Para mediar esses conflitos, o Estado pode agir através da criação de políticas públicas que são demandadas pela sociedade civil organizada. Contudo, o Estado capitalista não cria políticas públicas apenas como resposta aos anseios da sociedade. O Estado possui um interesse maior, que é manter seu regime político. Aqui podemos observar mais uma intenção da manutenção de determinados setores da sociedade no poder. Para atingir seu fim, lança mão de estratégias políticas que, muitas vezes, são mascaradas, ou seja, faz uma divulgação de algo para tal objetivo, mas, na verdade, possui outros interesses além dos que foi informado. Isso é feito tendo como pano de fundo o discurso da garantia dos direitos sociais; porém, sua ação extrapola o Estado de Direito.

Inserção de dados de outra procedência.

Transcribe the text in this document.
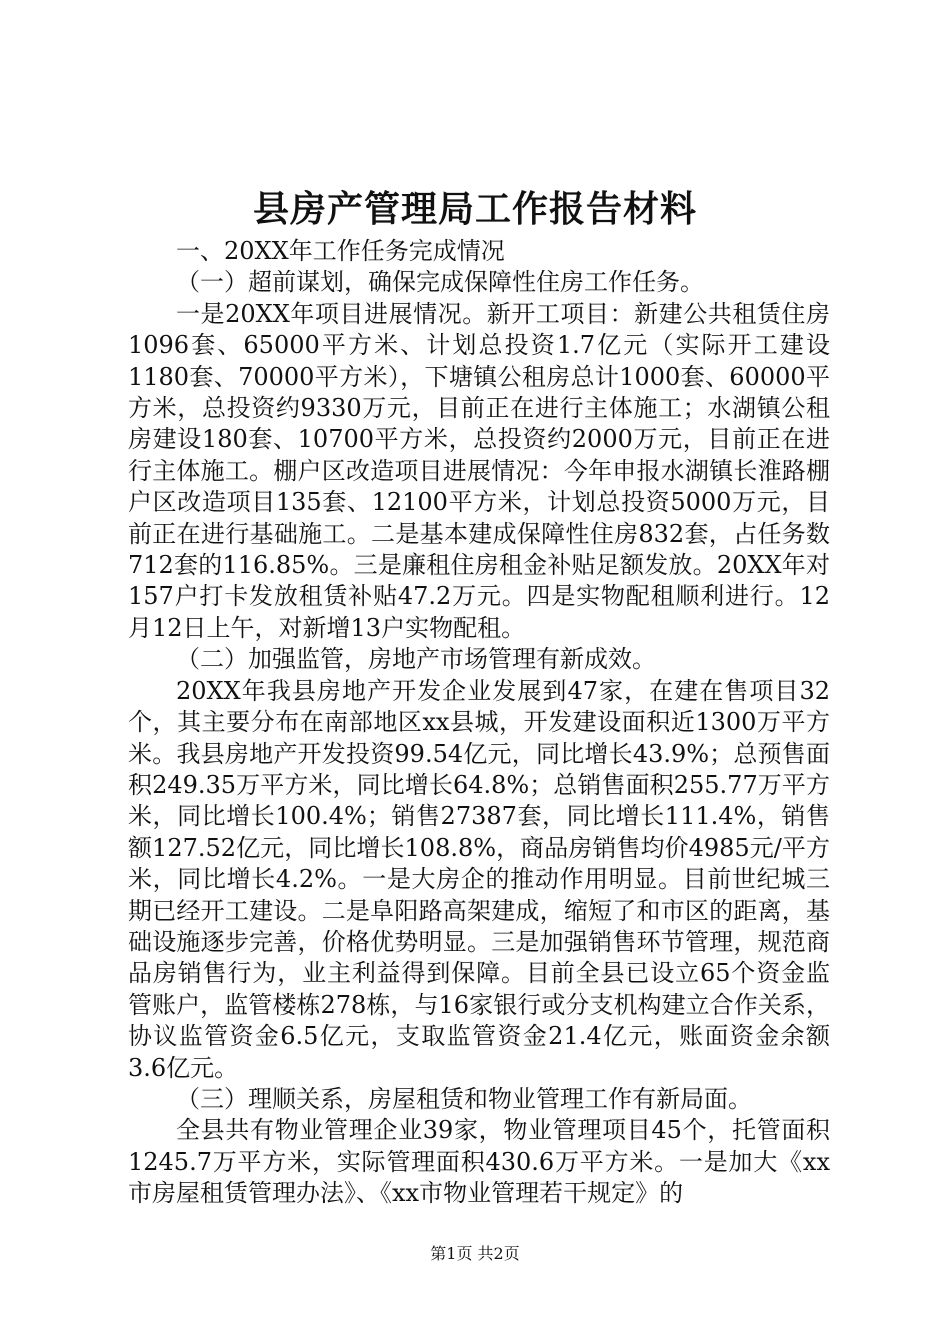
县房产管理局工作报告材料

一、20XX年工作任务完成情况

（一）超前谋划，确保完成保障性住房工作任务。

一是20XX年项目进展情况。新开工项目：新建公共租赁住房1096套、65000平方米、计划总投资1.7亿元（实际开工建设1180套、70000平方米），下塘镇公租房总计1000套、60000平方米，总投资约9330万元，目前正在进行主体施工；水湖镇公租房建设180套、10700平方米，总投资约2000万元，目前正在进行主体施工。棚户区改造项目进展情况：今年申报水湖镇长淮路棚户区改造项目135套、12100平方米，计划总投资5000万元，目前正在进行基础施工。二是基本建成保障性住房832套，占任务数712套的116.85%。三是廉租住房租金补贴足额发放。20XX年对157户打卡发放租赁补贴47.2万元。四是实物配租顺利进行。12月12日上午，对新增13户实物配租。

（二）加强监管，房地产市场管理有新成效。

20XX年我县房地产开发企业发展到47家，在建在售项目32个，其主要分布在南部地区xx县城，开发建设面积近1300万平方米。我县房地产开发投资99.54亿元，同比增长43.9%；总预售面积249.35万平方米，同比增长64.8%；总销售面积255.77万平方米，同比增长100.4%；销售27387套，同比增长111.4%，销售额127.52亿元，同比增长108.8%，商品房销售均价4985元/平方米，同比增长4.2%。一是大房企的推动作用明显。目前世纪城三期已经开工建设。二是阜阳路高架建成，缩短了和市区的距离，基础设施逐步完善，价格优势明显。三是加强销售环节管理，规范商品房销售行为，业主利益得到保障。目前全县已设立65个资金监管账户，监管楼栋278栋，与16家银行或分支机构建立合作关系，协议监管资金6.5亿元，支取监管资金21.4亿元，账面资金余额3.6亿元。

（三）理顺关系，房屋租赁和物业管理工作有新局面。

全县共有物业管理企业39家，物业管理项目45个，托管面积1245.7万平方米，实际管理面积430.6万平方米。一是加大《xx市房屋租赁管理办法》、《xx市物业管理若干规定》的

第1页 共2页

Boneti (2011, p. 17), ao tratar da concepção de Estado entende que

[...] o Estado se constitui de uma instituição não neutra, resultante de uma correlação de forças sociais entre diversos agentes da sociedade civil. Trata-se de uma instituição não neutra, pois é movido por valores ideológicos, éticos e culturais. O Estado é assim uma instituição que organiza e institucionaliza diversos interesses sociais.

A organização dos interesses sociais pode ocorrer pela via da construção das políticas públicas. A política pública nasce, assim, para tentar atender os

interesses de todas as classes da sociedade, ou da maioria da população. O entrave é que, a depender dos interesses políticos na arena de disputa historicamente construídos, algumas classes serão mais atendidas, em detrimento de outras, havendo, assim, correlação constante de forças.

As concepções apresentadas neste item conduzem a compreender que o Estado atua de forma a intermediar os conflitos de classes, criando ações para amenizar as desigualdades sociais através da elaboração de políticas públicas. Entretanto, nem sempre as políticas criadas dão conta de resolver ou, pelo menos, amenizar, de forma satisfatória, os problemas sociais, reproduzindo-as, provocando outras desigualdades ou, até mesmo, agravando as já existentes. Nesse ponto, a avaliação de políticas, que será discutida mais adiante, poderia contribuir para ampliar a percepção crítica, visando à sensibilização social para a geração de novas demandas para o estado, podendo gerar (re)formulação das ações, tornando-as mais eficazes e eficientes.